El encuentro de San Martín con Godoy Cruz, el clásico cuyano disputado el sábado pasado en Mendoza, tuvo la expectativa que deparan los encuentros cargados de fervor localista, pero la violencia irrumpió antes de la llegada del equipo sanjuanino. La emboscada cuando el colectivo circulaba por el Parque General San Martín fue a balazos y una lluvia de piedras a 200 metros antes del ingreso al estadio Malvinas Argentinas, no obstante la custodia policial. Los impactos de bala suponen algo más que un desborde de un fanatismo demencial porque los disparos tuvieron un blanco definido y pudieron ocasionar una tragedia.
Nada es casual en la violencia del entorno futbolístico. Por el contrario la barbarie se recrea como rutina ya que dos días después, también en Mendoza, hubo un muerto y heridos como resultado de un ataque a balazos a hinchas de Gutiérrez Sport Club que festejaron la victoria ante Huracán Las Heras, y el ascenso al torneo Federal A. El hecho se produjo en el departamento Maipú.
Pero estos casos cercanos son réplicas del trasfondo de la oscura trama de poder e impunidad de los barrabravas enquistada en los sectores de poder como mano de obra del activismo perverso. El ámbito que anida a la violencia está lleno de "códigos” alentados por ciertos políticos, gremialistas y dirigentes de los mismos clubes que usan a las barrabravas como fuerza de choque a cambio de prebendas y pagos por los servicios marginales.
Ningún personaje habla de esto por temor a que la ira de un poder violento recaiga sobre ellos o guardan silencio al no tener autoridad moral para denunciar hechos concretos, que salen a la luz por otras circunstancias. Por ejemplo en las escuchas del caso Nisman donde Luis D’ Elía revela que pagó 25.000 pesos a la barra de All Boys para darle calor de militancia al acto de apoyo al presidente de Venezuela, Luis Maduro, en mayo de 2013.
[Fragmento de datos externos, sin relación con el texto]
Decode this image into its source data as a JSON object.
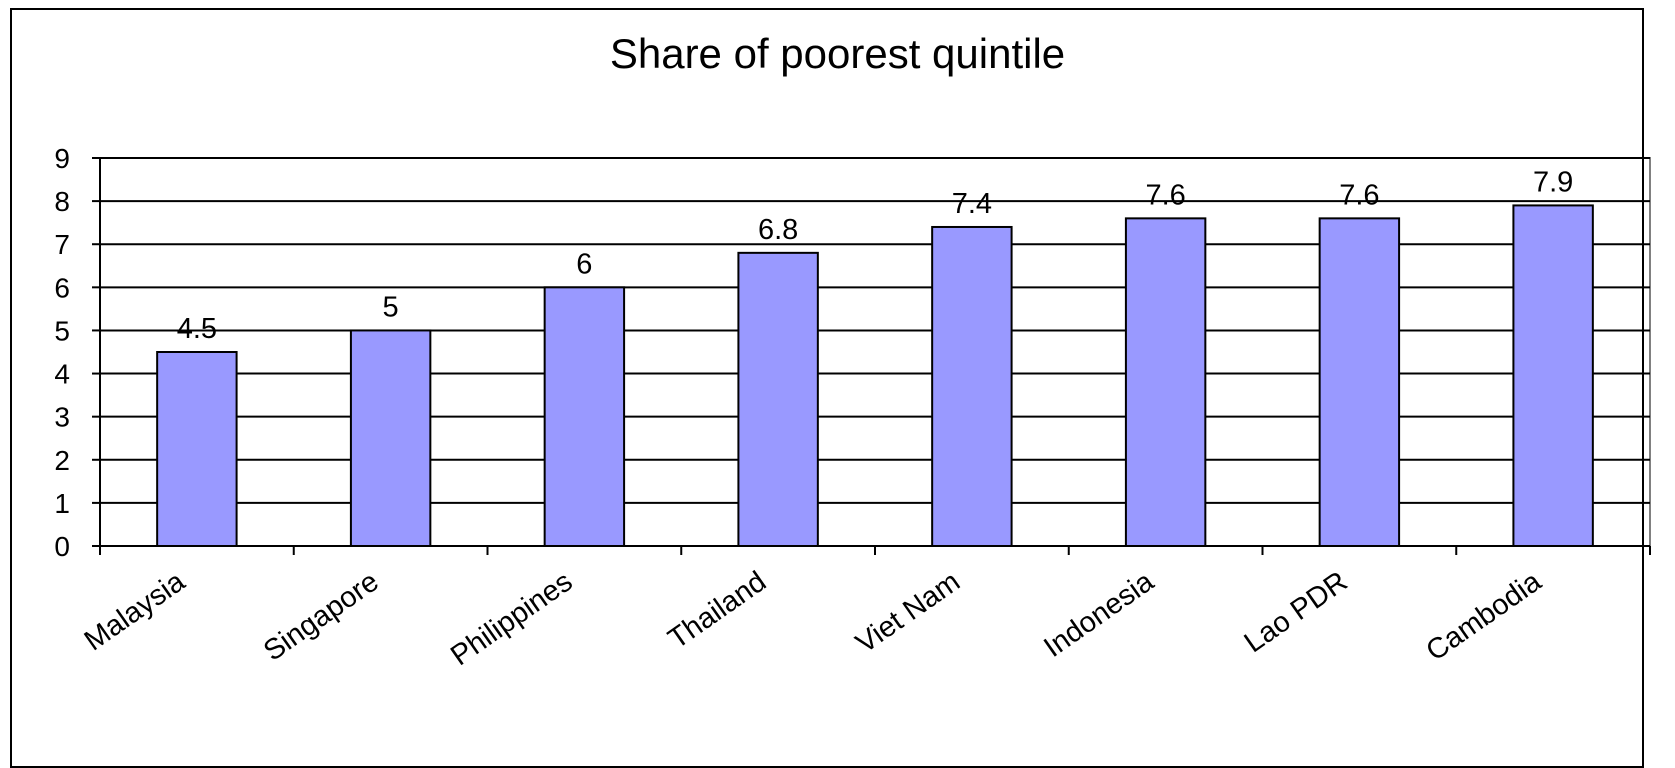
{
  "chart_data": {
    "type": "bar",
    "title": "Share of poorest quintile",
    "categories": [
      "Malaysia",
      "Singapore",
      "Philippines",
      "Thailand",
      "Viet Nam",
      "Indonesia",
      "Lao PDR",
      "Cambodia"
    ],
    "values": [
      4.5,
      5,
      6,
      6.8,
      7.4,
      7.6,
      7.6,
      7.9
    ],
    "data_labels": [
      "4.5",
      "5",
      "6",
      "6.8",
      "7.4",
      "7.6",
      "7.6",
      "7.9"
    ],
    "y_ticks": [
      "0",
      "1",
      "2",
      "3",
      "4",
      "5",
      "6",
      "7",
      "8",
      "9"
    ],
    "ylim": [
      0,
      9
    ],
    "xlabel": "",
    "ylabel": "",
    "grid": true,
    "legend": "none",
    "bar_color": "#9999ff",
    "bar_edge_color": "#000000"
  }
}
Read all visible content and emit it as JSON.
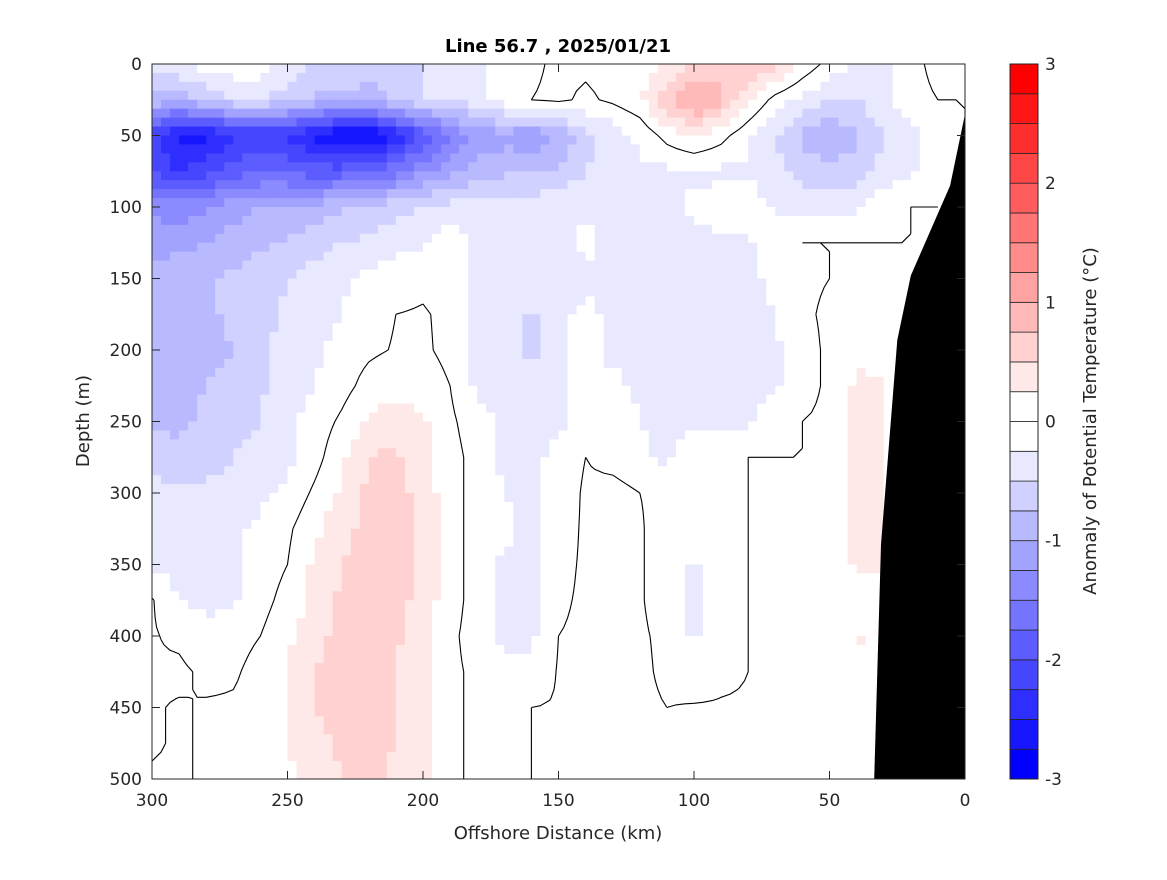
{
  "chart_data": {
    "type": "heatmap",
    "subtype": "filled-contour",
    "title": "Line 56.7 , 2025/01/21",
    "xlabel": "Offshore Distance (km)",
    "ylabel": "Depth (m)",
    "colorbar_label": "Anomaly of Potential Temperature (°C)",
    "xlim": [
      300,
      0
    ],
    "ylim": [
      0,
      500
    ],
    "x_reversed": true,
    "y_reversed": true,
    "xticks": [
      "300",
      "250",
      "200",
      "150",
      "100",
      "50",
      "0"
    ],
    "yticks": [
      "0",
      "50",
      "100",
      "150",
      "200",
      "250",
      "300",
      "350",
      "400",
      "450",
      "500"
    ],
    "colorbar_ticks": [
      "3",
      "2",
      "1",
      "0",
      "-1",
      "-2",
      "-3"
    ],
    "clim": [
      -3,
      3
    ],
    "contour_step": 0.25,
    "contour_line_level": 0,
    "colors": {
      "negative": "#0000ff",
      "zero": "#ffffff",
      "positive": "#ff0000",
      "bathymetry": "#000000",
      "contour_line": "#000000"
    },
    "x": [
      300,
      290,
      280,
      270,
      260,
      250,
      240,
      230,
      220,
      210,
      200,
      190,
      180,
      170,
      160,
      150,
      140,
      130,
      120,
      110,
      100,
      90,
      80,
      70,
      60,
      50,
      40,
      30,
      20,
      10,
      0
    ],
    "depth": [
      0,
      25,
      50,
      75,
      100,
      125,
      150,
      175,
      200,
      225,
      250,
      275,
      300,
      325,
      350,
      375,
      400,
      425,
      450,
      475,
      500
    ],
    "values": [
      [
        -0.4,
        -0.3,
        -0.1,
        -0.1,
        -0.1,
        -0.4,
        -0.5,
        -0.5,
        -0.5,
        -0.5,
        -0.5,
        -0.45,
        -0.3,
        -0.1,
        -0.05,
        0.05,
        0.05,
        0.1,
        0.1,
        0.3,
        0.5,
        0.7,
        0.8,
        0.6,
        0.2,
        -0.1,
        -0.3,
        -0.3,
        -0.1,
        0.1,
        0.3
      ],
      [
        -0.8,
        -0.9,
        -0.7,
        -0.5,
        -0.5,
        -0.6,
        -0.8,
        -0.8,
        -1.0,
        -0.6,
        -0.5,
        -0.5,
        -0.3,
        -0.1,
        0,
        0.05,
        -0.05,
        0.05,
        0.2,
        0.7,
        1.1,
        0.8,
        0.3,
        -0.1,
        -0.3,
        -0.5,
        -0.5,
        -0.3,
        -0.1,
        0,
        0
      ],
      [
        -2.2,
        -2.6,
        -2.6,
        -2.3,
        -2.2,
        -2.3,
        -2.6,
        -2.8,
        -2.8,
        -2.5,
        -2.0,
        -1.5,
        -1.2,
        -1.1,
        -1.2,
        -1.0,
        -0.6,
        -0.4,
        -0.2,
        0.1,
        0.3,
        0.1,
        -0.2,
        -0.5,
        -0.8,
        -1.0,
        -0.8,
        -0.5,
        -0.3,
        -0.2,
        0
      ],
      [
        -2.0,
        -2.3,
        -2.1,
        -1.9,
        -1.8,
        -1.8,
        -1.9,
        -1.9,
        -1.8,
        -1.6,
        -1.3,
        -1.1,
        -0.9,
        -0.8,
        -0.8,
        -0.7,
        -0.5,
        -0.4,
        -0.3,
        -0.3,
        -0.3,
        -0.3,
        -0.3,
        -0.4,
        -0.6,
        -0.7,
        -0.6,
        -0.4,
        -0.3,
        -0.2,
        0
      ],
      [
        -1.3,
        -1.4,
        -1.3,
        -1.1,
        -1.0,
        -1.0,
        -0.9,
        -0.8,
        -0.7,
        -0.6,
        -0.5,
        -0.4,
        -0.35,
        -0.35,
        -0.35,
        -0.3,
        -0.3,
        -0.3,
        -0.3,
        -0.3,
        -0.2,
        -0.15,
        -0.1,
        -0.3,
        -0.4,
        -0.35,
        -0.3,
        -0.1,
        0,
        0,
        0
      ],
      [
        -1.1,
        -1.1,
        -1.0,
        -0.9,
        -0.8,
        -0.7,
        -0.6,
        -0.5,
        -0.45,
        -0.35,
        -0.3,
        -0.1,
        -0.3,
        -0.3,
        -0.35,
        -0.3,
        -0.2,
        -0.3,
        -0.35,
        -0.35,
        -0.3,
        -0.3,
        -0.3,
        -0.1,
        0,
        0,
        0,
        0,
        0,
        0,
        0
      ],
      [
        -0.9,
        -0.8,
        -0.8,
        -0.7,
        -0.6,
        -0.5,
        -0.4,
        -0.3,
        -0.2,
        -0.1,
        -0.05,
        -0.1,
        -0.3,
        -0.35,
        -0.45,
        -0.35,
        -0.3,
        -0.3,
        -0.35,
        -0.35,
        -0.35,
        -0.35,
        -0.3,
        -0.2,
        -0.05,
        0,
        0,
        0,
        0,
        0,
        0
      ],
      [
        -0.9,
        -0.85,
        -0.8,
        -0.7,
        -0.6,
        -0.45,
        -0.35,
        -0.25,
        -0.1,
        0,
        0.02,
        -0.05,
        -0.3,
        -0.3,
        -0.55,
        -0.3,
        -0.2,
        -0.3,
        -0.35,
        -0.35,
        -0.5,
        -0.35,
        -0.3,
        -0.25,
        -0.05,
        0.05,
        0,
        0,
        0,
        0,
        0
      ],
      [
        -0.9,
        -0.85,
        -0.8,
        -0.75,
        -0.55,
        -0.4,
        -0.3,
        -0.15,
        -0.05,
        0.02,
        0.03,
        -0.05,
        -0.3,
        -0.3,
        -0.55,
        -0.3,
        -0.2,
        -0.3,
        -0.3,
        -0.35,
        -0.5,
        -0.3,
        -0.3,
        -0.3,
        -0.1,
        0.05,
        0.2,
        0.1,
        0,
        0,
        0
      ],
      [
        -1.0,
        -0.85,
        -0.75,
        -0.7,
        -0.55,
        -0.35,
        -0.25,
        -0.1,
        0.1,
        0.2,
        0.1,
        0,
        -0.3,
        -0.3,
        -0.5,
        -0.3,
        -0.2,
        -0.2,
        -0.3,
        -0.3,
        -0.35,
        -0.3,
        -0.3,
        -0.3,
        -0.1,
        0.05,
        0.3,
        0.3,
        0,
        0,
        0
      ],
      [
        -0.8,
        -0.8,
        -0.7,
        -0.6,
        -0.5,
        -0.3,
        -0.15,
        0.05,
        0.3,
        0.35,
        0.3,
        0.05,
        -0.15,
        -0.3,
        -0.3,
        -0.3,
        -0.1,
        -0.05,
        -0.25,
        -0.3,
        -0.3,
        -0.3,
        -0.3,
        -0.1,
        0,
        0.05,
        0.3,
        0.3,
        0,
        0,
        0
      ],
      [
        -0.55,
        -0.7,
        -0.6,
        -0.5,
        -0.4,
        -0.3,
        -0.1,
        0.2,
        0.5,
        0.55,
        0.35,
        0.1,
        -0.1,
        -0.3,
        -0.3,
        -0.2,
        0,
        -0.1,
        -0.2,
        -0.3,
        -0.1,
        -0.1,
        0,
        0,
        0,
        0.05,
        0.3,
        0.3,
        0,
        0,
        0
      ],
      [
        -0.45,
        -0.45,
        -0.45,
        -0.4,
        -0.3,
        -0.2,
        0.05,
        0.3,
        0.55,
        0.6,
        0.4,
        0.1,
        -0.1,
        -0.25,
        -0.3,
        -0.2,
        0.05,
        0.1,
        0,
        -0.05,
        -0.05,
        -0.05,
        0,
        0,
        0,
        0.1,
        0.3,
        0.3,
        0,
        0,
        0
      ],
      [
        -0.4,
        -0.35,
        -0.35,
        -0.3,
        -0.2,
        -0.05,
        0.2,
        0.4,
        0.6,
        0.6,
        0.4,
        0.1,
        -0.1,
        -0.2,
        -0.3,
        -0.15,
        0.05,
        0.1,
        0.02,
        -0.1,
        -0.1,
        -0.05,
        0,
        0,
        0,
        0.1,
        0.3,
        0.3,
        0,
        0,
        0
      ],
      [
        -0.3,
        -0.35,
        -0.3,
        -0.3,
        -0.15,
        0,
        0.3,
        0.5,
        0.6,
        0.6,
        0.4,
        0.1,
        -0.1,
        -0.3,
        -0.3,
        -0.1,
        0.05,
        0.1,
        0.02,
        -0.1,
        -0.3,
        -0.1,
        0,
        0,
        0,
        0.05,
        0.3,
        0.3,
        0,
        0,
        0
      ],
      [
        0.02,
        -0.25,
        -0.3,
        -0.3,
        -0.1,
        0.1,
        0.3,
        0.55,
        0.6,
        0.6,
        0.4,
        0.1,
        -0.1,
        -0.3,
        -0.3,
        -0.05,
        0.05,
        0.1,
        0.02,
        -0.1,
        -0.3,
        -0.1,
        0,
        0,
        0.05,
        0.05,
        0.1,
        0.1,
        0,
        0,
        0
      ],
      [
        0.02,
        -0.05,
        -0.2,
        -0.05,
        0,
        0.2,
        0.4,
        0.6,
        0.6,
        0.55,
        0.35,
        0.05,
        -0.1,
        -0.3,
        -0.3,
        0,
        0.05,
        0.1,
        0.03,
        -0.05,
        -0.3,
        -0.1,
        0,
        0,
        0.05,
        0.05,
        0.3,
        0.1,
        0,
        0,
        0
      ],
      [
        0.02,
        0.05,
        -0.05,
        -0.02,
        0.05,
        0.25,
        0.5,
        0.6,
        0.6,
        0.5,
        0.3,
        0.05,
        -0.05,
        -0.2,
        -0.2,
        0.02,
        0.05,
        0.1,
        0.05,
        -0.05,
        -0.15,
        -0.05,
        0,
        0,
        0,
        0.05,
        0.2,
        0.05,
        0,
        0,
        0
      ],
      [
        0.02,
        -0.02,
        0.02,
        0.02,
        0.05,
        0.25,
        0.5,
        0.6,
        0.6,
        0.5,
        0.3,
        0.05,
        -0.05,
        -0.1,
        0,
        0.02,
        0.05,
        0.1,
        0.05,
        0,
        0.02,
        0.02,
        0.02,
        0.02,
        0.02,
        0.02,
        0.02,
        0.02,
        0,
        0,
        0
      ],
      [
        0.02,
        -0.02,
        0.02,
        0.02,
        0.05,
        0.25,
        0.4,
        0.55,
        0.6,
        0.5,
        0.3,
        0.05,
        -0.05,
        -0.05,
        0,
        0.02,
        0.05,
        0.1,
        0.05,
        0,
        0.02,
        0.02,
        0.02,
        0.02,
        0.02,
        0.02,
        0.02,
        0.02,
        0,
        0,
        0
      ],
      [
        -0.02,
        -0.02,
        0.02,
        0.02,
        0.05,
        0.2,
        0.3,
        0.5,
        0.55,
        0.45,
        0.3,
        0.05,
        -0.05,
        -0.02,
        0,
        0.02,
        0.05,
        0.1,
        0.05,
        0,
        0.02,
        0.02,
        0.02,
        0.02,
        0.02,
        0.02,
        0.02,
        0.02,
        0,
        0,
        0
      ]
    ],
    "bathymetry": [
      [
        0,
        35
      ],
      [
        5.5,
        85
      ],
      [
        20,
        148
      ],
      [
        25,
        193
      ],
      [
        31,
        336
      ],
      [
        33.5,
        500
      ],
      [
        0,
        500
      ]
    ]
  }
}
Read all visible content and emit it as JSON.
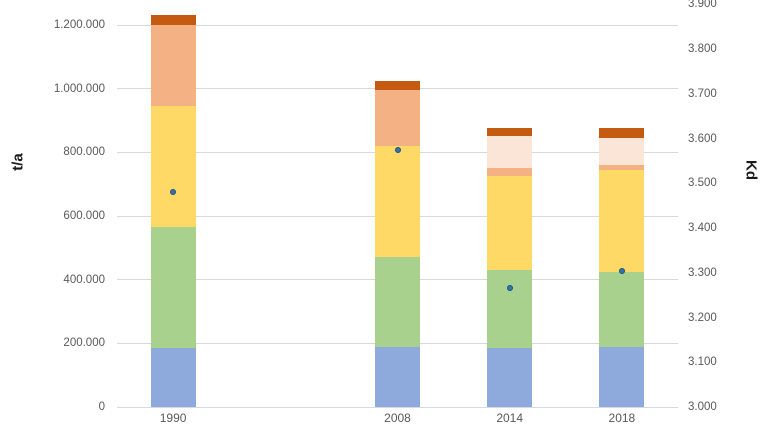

Hace una década, el desaparecido presidente de la AFA, Julio Grondona fue a la Comisión de Deportes de la Cámara de Diputados y preguntó: "¿Cuántos empleados hay en esta casa (por el Congreso) que pertenecen a las barras bravas?”. Aludía a revoltosos que figurarían como empleados de la biblioteca o de la imprenta del Congreso y sólo van a cobrar a fin de mes.
Existen leyes, como la 24.192 que pena los delitos relacionados con espectáculos deportivos, pero policías, fiscales y jueces nunca tienen evidencias concretas para terminar con la impunidad.